MARINA RASKOVA AND HER DAUGHTER, TANYA
But it wasn’t any easier then to be a working mother than it is now. Marina was able to manage because, in 1932, her own mother retired so she could look after Tanya.
The 1920s and 1930s are often called “the golden age of flight.” Pilots flying new planes could provide swift transport over otherwise impossible distances and heights, perform glamorous stunts and dramatic rescues, explore new territory . . . and, of course, embark on dangerous acts of war.
That was the dark side of the world’s obsession with aviation. Between 1929 and 1939, the world’s great powers were in a race for air supremacy. In 1933 the Nazi government seized power in Germany under Adolf Hitler, and by the mid-1930s the Germans were building an impressive modern air force of their own. They tested their new bombers in the Spanish Civil War, which began in 1936, using aircraft for brutal and ruthless attacks on civilians as well as soldiers.
The United States and the United Kingdom, though also powerful, were anxious not to repeat the horrors of World War I. They openly took pride in civil aviation achievements while keeping quieter about their military developments. But they were worried about what was going on in Germany. And the Soviet Union, Germany’s geographic neighbor, was very worried about it.
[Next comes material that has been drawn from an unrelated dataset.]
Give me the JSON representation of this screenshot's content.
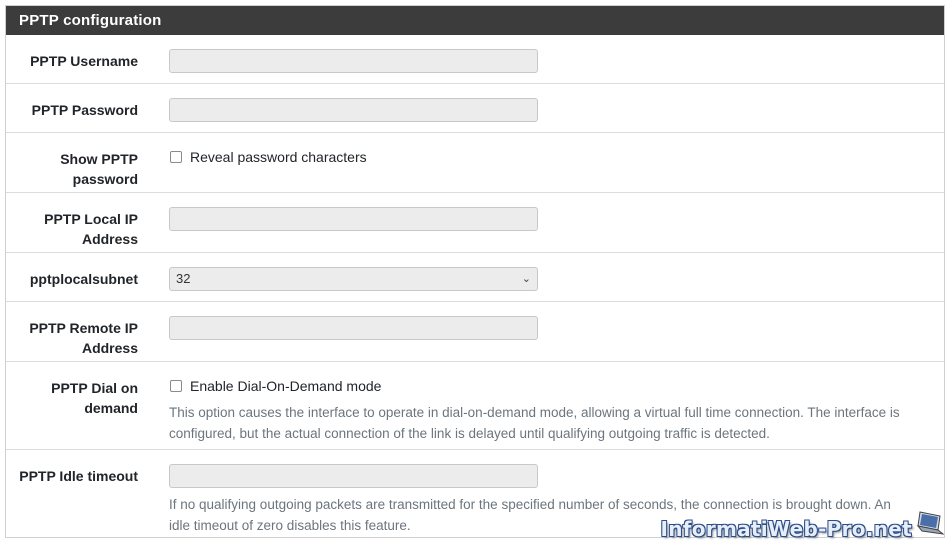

In the mid-1930s, even though the Soviet Union wasn’t yet fighting the “future war” it dreaded and expected, it was already using its own air power to support countries who were at war, such as China and Spain.
No country, and certainly not one as vast and as aggressive as the new Soviet Union—nor one so close to Germany—was going to be without an air force. Stalin and the Communist Party encouraged ambitious designers, daring pilots, and mechanical experts to create an industry that was exemplary throughout the world.